“Toda persona tiene derecho a la seguridad social. El Estado estimulará el desarrollo progresivo de la seguridad social para asegurar el acceso universal a una adecuada protección en la enfermedad, discapacidad, desocupación y la vejez”. Así lo dispone el artículo 60 de la Constitución, convirtiendo la seguridad social en un derecho fundamental, es decir, un derecho que a cuya garantía, protección y efectividad está obligado el Estado.
El coronavirus (COVID-19), que hace un mes todavía lo veíamos distante de nuestras costas, ha puesto sobre el tapete las grandes falencias y debilidades de nuestro sistema de seguridad social implementado mediante la ley núm. 87-01. El coronavirus le ha abierto los ojos a los más escépticos de las críticas que siempre ha recibido el actual sistema y ha mostrado la clara ausencia de un verdadero sistema de seguridad social en el país.
En materia de salud, una simple red de seguros privados con un catálogo muy básico de cobertura y cuya actualización y ampliación está sujeta básicamente al deseo del sector privado (la composición del Consejo de Seguridad Social así lo refleja), no es una red de protección a la gente. Es una simple red de seguros privados obligatorios, sin ningún tipo de mayores diferencias entre las distintas Administradoras de Riesgos de Salud (ARS) en el nivel básico, que sin dudas es el más importante de todos.
La reticencia para la cobertura de la prueba del COVID-19 por parte de las ARS no sorprende. Si hasta son capaces de negar la cobertura de un simple medicamento porque el médico en su receta le puso una letra mal al nombre del paciente (me pasó una vez), no causa sorpresa la resistencia que han puesto para ello.
El sistema de seguros de salud privados obligatorios lo que ha demostrado ser un desencanto y una frustración para los trabajadores. Y era lógico que esto fuera a suceder, pues los seguros de salud privado lo que buscan es maximizar su rentabilidad, son un negocio, no son una entidad de beneficencia. Las ARS en lugar de agilizar procesos, de ser más competitivos, de diferenciarse notoriamente unas de otras, se cartelizaron y se hicieron más burocráticas que cualquier institución estatal.

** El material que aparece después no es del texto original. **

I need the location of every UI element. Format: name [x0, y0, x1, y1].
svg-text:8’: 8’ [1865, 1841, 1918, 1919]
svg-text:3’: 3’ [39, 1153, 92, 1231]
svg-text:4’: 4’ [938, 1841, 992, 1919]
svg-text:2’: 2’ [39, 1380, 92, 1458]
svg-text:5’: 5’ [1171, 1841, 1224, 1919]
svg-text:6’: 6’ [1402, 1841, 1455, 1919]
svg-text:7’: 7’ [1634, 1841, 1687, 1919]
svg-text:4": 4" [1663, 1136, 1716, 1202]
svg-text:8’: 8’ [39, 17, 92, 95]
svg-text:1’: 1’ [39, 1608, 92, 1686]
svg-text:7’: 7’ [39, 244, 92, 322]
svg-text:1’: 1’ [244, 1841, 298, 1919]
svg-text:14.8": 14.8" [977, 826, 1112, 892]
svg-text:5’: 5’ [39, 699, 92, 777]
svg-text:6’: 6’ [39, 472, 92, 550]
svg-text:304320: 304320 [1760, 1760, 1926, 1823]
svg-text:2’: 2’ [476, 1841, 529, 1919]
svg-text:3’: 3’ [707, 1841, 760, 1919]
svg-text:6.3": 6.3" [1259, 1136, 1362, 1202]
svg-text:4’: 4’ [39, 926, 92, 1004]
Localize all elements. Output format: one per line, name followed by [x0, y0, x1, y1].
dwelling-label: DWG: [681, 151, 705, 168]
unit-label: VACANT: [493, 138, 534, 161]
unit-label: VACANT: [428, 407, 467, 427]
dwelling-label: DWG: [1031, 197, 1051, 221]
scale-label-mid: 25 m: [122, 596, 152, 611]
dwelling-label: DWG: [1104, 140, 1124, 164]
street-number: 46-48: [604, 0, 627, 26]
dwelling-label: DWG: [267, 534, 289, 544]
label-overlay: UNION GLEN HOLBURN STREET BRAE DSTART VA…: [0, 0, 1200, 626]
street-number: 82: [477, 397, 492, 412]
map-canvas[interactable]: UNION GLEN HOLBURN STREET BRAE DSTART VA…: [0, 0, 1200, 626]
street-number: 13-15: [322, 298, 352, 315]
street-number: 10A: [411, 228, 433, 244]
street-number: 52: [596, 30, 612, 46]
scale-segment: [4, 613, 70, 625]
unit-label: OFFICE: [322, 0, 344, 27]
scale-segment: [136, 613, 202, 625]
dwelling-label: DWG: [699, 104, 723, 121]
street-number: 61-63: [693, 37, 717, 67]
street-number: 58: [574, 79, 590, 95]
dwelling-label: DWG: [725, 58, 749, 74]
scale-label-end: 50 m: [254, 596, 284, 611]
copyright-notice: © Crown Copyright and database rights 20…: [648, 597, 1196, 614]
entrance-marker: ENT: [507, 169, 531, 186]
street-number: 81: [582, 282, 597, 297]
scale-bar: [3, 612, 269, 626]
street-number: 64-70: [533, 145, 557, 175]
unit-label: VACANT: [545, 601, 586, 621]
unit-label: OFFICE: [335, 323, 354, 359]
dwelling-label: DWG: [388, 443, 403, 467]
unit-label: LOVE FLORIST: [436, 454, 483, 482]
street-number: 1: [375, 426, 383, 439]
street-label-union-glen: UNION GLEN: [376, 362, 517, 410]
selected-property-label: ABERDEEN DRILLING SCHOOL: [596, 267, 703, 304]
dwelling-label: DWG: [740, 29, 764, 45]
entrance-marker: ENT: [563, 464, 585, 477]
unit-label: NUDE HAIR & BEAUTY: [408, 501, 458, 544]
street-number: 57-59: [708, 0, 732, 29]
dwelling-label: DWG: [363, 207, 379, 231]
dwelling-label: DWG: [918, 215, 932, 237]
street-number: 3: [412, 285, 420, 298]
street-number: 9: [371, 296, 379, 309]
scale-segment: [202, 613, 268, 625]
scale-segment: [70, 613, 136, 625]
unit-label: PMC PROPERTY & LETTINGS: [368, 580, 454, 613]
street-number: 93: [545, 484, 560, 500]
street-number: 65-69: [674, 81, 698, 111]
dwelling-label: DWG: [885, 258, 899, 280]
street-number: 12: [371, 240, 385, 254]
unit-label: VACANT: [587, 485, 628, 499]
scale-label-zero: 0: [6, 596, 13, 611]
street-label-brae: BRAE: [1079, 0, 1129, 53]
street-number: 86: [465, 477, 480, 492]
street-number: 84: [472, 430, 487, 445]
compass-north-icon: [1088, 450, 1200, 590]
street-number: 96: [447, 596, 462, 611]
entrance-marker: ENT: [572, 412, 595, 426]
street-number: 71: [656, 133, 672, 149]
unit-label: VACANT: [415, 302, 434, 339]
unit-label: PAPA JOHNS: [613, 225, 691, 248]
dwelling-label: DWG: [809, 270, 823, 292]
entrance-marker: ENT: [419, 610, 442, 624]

Se trata de un modelo que no funciona, que hay que repensar y darle la verdadera naturaleza que tiene: una red de seguros privados y no un pilar del sistema de seguridad social. Pasada esta crisis, que sé que superaremos y saldremos airosos, toca avanzar hacia un sistema de salud pública de calidad sin igual y el inicio de un seguro universal de salud, dejando a las ARS como lo que son: empresas de seguros de salud privados.
Pero el COVID-19 no solo está intentando poner en jaque nuestro sistema sanitario, sino también la economía. También en este renglón el coronavirus ha hecho ver las falencias de la seguridad social frente a los trabajadores y profesionales liberales, que son los que sostienen el sistema.
No voy a abordar la estafa del sistema de pensiones, ya la Fundación Juan Bosch ha iniciado el debate y desde siempre ha habido voces de alerta contra este sistema que en pocos años veremos su gran fracaso si no lo cambiamos. Solo quiero referirme a la ausencia de protección de los trabajadores ante las emergencias.
A pesar de los fondos que manejan las AFP y demás entidades del sistema, increíblemente no hay ni un fondo especial para la cobertura del salario de los trabajadores ni un subsidio para los autónomos y profesionales liberales en casos de emergencia.
El sistema de seguridad social que se impuso en el 2001 es básicamente un “sálvese quien pueda” y no va alineado con el Estado Social y Democrático de Derecho proclamado en nuestra Constitución, pues no contribuye a la disminución de las desigualdades sociales y por tanto, no encamina a la concreción de la justicia social que el Estado está llamado a lograr.
El coronavirus reveló la verdadera cara de nuestro sistema de seguridad social y el desamparo económico y sanitario al que nos enfrentamos. Toca avanzar las reformas necesarias para que el Estado pueda garantizar con eficacia una seguridad social que pueda responder en tiempos de crisis sin que ello resulte excepcional.